小树打开油布包,里面是一本薄薄的册子,纸张泛黄,边角磨损,显然有些年头了。

封面上,没有字,只画着一把刀。

一把很奇怪的刀,刀身狭长,刀尖微微上翘,刀柄上缠着黑色的布。

“这是……”

“我毕生所学。”老猎户说,“刀法,箭术,追踪,陷阱,还有……一些江湖上的规矩,人心的险恶,都记在里面了。本来想等你再大点给你,现在……提前了。”

小树的手在颤抖。

“师傅……”

“别哭。”老猎户伸手,粗糙的大手抹去小树眼角的泪,“男儿有泪不轻弹。记着,以后,你就是一家之主了。照顾好你娘,照顾好自己。这本册子,好好学,但别轻易在人前显露。江湖险恶,有时候,本事越大,死得越快。”

“师傅……”小树的声音哽咽了。

“还有这个。”老猎户又从怀里掏出一块玉佩,塞进小树手里。

玉佩是白色的,温润通透,上面刻着一个“林”字。

“这是我当年在黑风寨时,一个兄弟给我的。他姓林,是江南人,后来……死在寨子那场火并里。这玉佩,是他家传的。你拿着,以后如果有机会去江南,遇到姓林的,就还给他们。如果遇不到……就留着,当个念想。”

小树紧紧握着玉佩,握得手心生疼。

“师傅,您别说了……您跟我一起走,咱们一起进山,等风声过了再出来……”

“傻孩子。”老猎户笑了,那笑容里有无奈,有苦涩,也有释然,“我要是走了,影门的人会追到山里。到时候,死的就不止我一个了。

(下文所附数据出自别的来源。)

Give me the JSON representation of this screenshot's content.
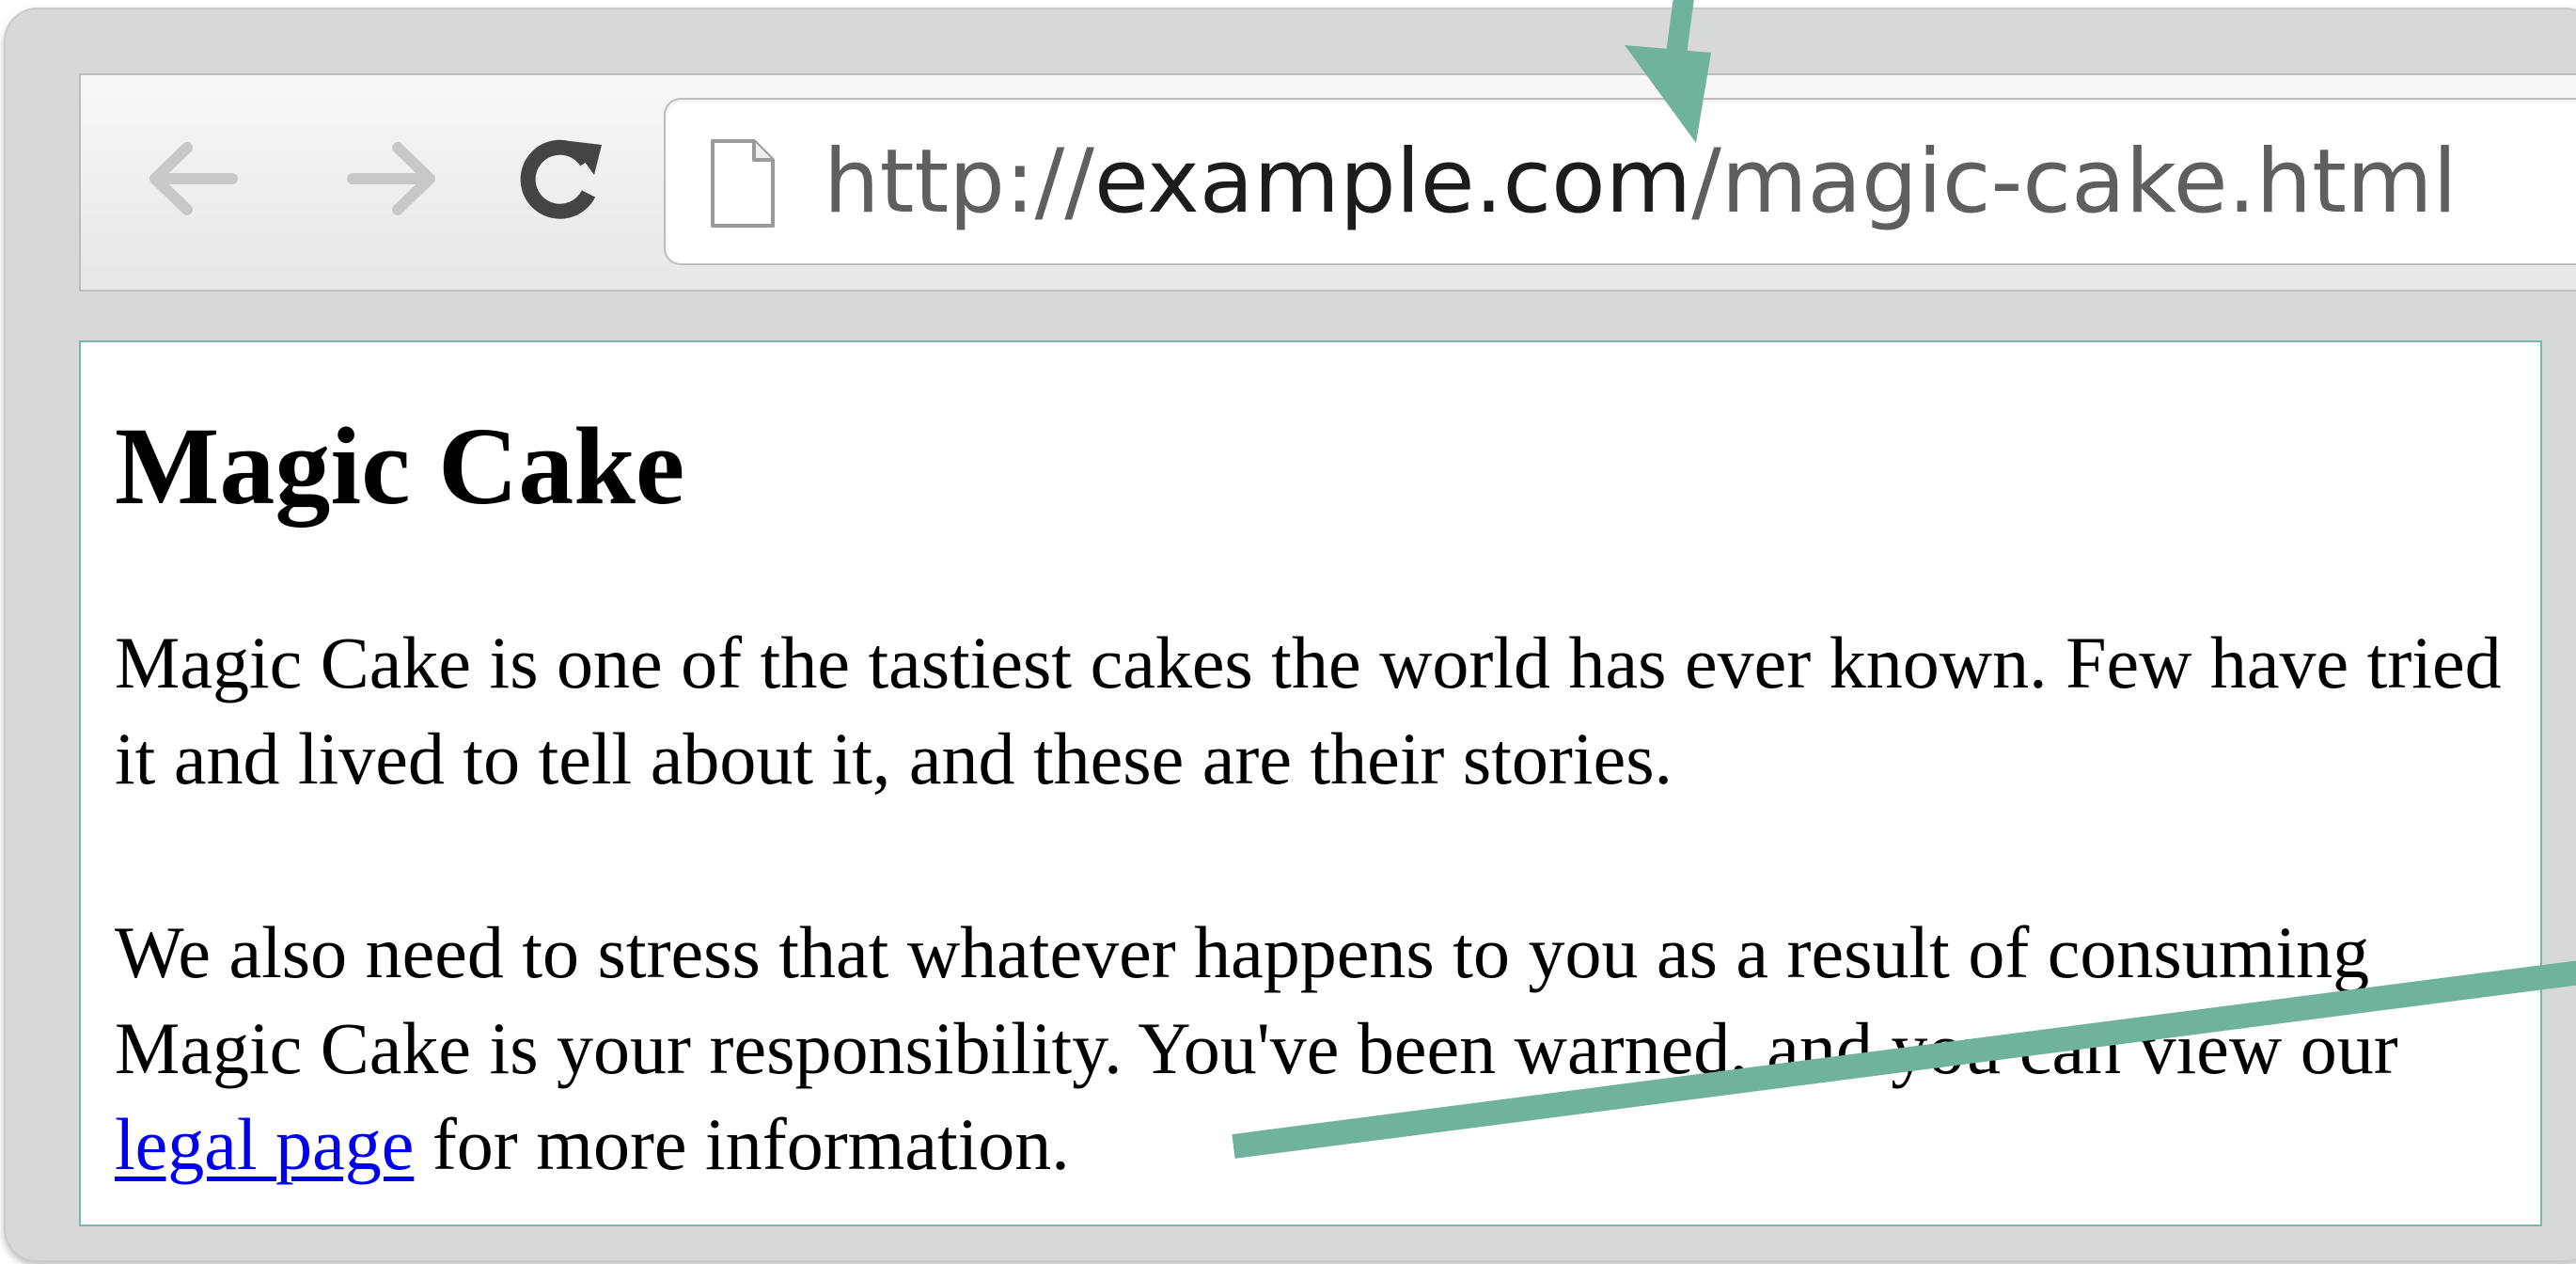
{
  "browser": {
    "url_scheme": "http://",
    "url_domain": "example.com",
    "url_path": "/magic-cake.html",
    "icons": {
      "back": "arrow-left-icon",
      "forward": "arrow-right-icon",
      "reload": "reload-icon",
      "page": "page-icon"
    }
  },
  "page": {
    "title": "Magic Cake",
    "paragraph_1": "Magic Cake is one of the tastiest cakes the world has ever known. Few have tried it and lived to tell about it, and these are their stories.",
    "paragraph_2_before_link": "We also need to stress that whatever happens to you as a result of consuming Magic Cake is your responsibility. You've been warned, and you can view our ",
    "link_text": "legal page",
    "paragraph_2_after_link": " for more information."
  },
  "colors": {
    "annotation_arrow": "#6fb29d",
    "link": "#0000ee",
    "content_border": "#79b8a6"
  }
}
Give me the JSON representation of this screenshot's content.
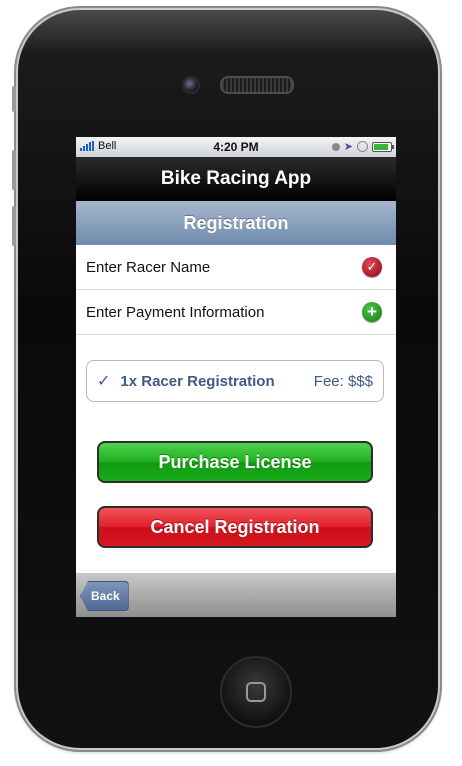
{
  "statusbar": {
    "carrier": "Bell",
    "time": "4:20 PM"
  },
  "app": {
    "title": "Bike Racing App"
  },
  "section": {
    "title": "Registration"
  },
  "rows": [
    {
      "label": "Enter Racer Name",
      "status_icon": "check-circle-icon"
    },
    {
      "label": "Enter Payment Information",
      "status_icon": "plus-circle-icon"
    }
  ],
  "summary": {
    "checkmark": "✓",
    "item": "1x Racer Registration",
    "fee": "Fee: $$$"
  },
  "buttons": {
    "purchase": "Purchase License",
    "cancel": "Cancel Registration"
  },
  "toolbar": {
    "back": "Back"
  },
  "colors": {
    "purchase": "#1fb01f",
    "cancel": "#e0202a",
    "section_header": "#6f8bad",
    "summary_text": "#3e5a86"
  }
}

我留下,拖住他们,给你们争取时间。这是最好的办法。”

“可您一个人……”

“谁说我一个人?”老猎户突然眨了眨眼。

小树一愣。

“您……”

“我在这村里住了十几年,你以为,我就没留点后手?”老猎户压低声音,“后山那个山洞,洞口我做了布置。村里几条进出的路,我也都埋了东西。影门的人要是敢追进山,够他们喝一壶的。”

“可是……”

“别可是了。”老猎户拍拍小树的肩膀,“去吧,帮你李叔收拾东西,照顾好你娘。天亮之前,必须出发。”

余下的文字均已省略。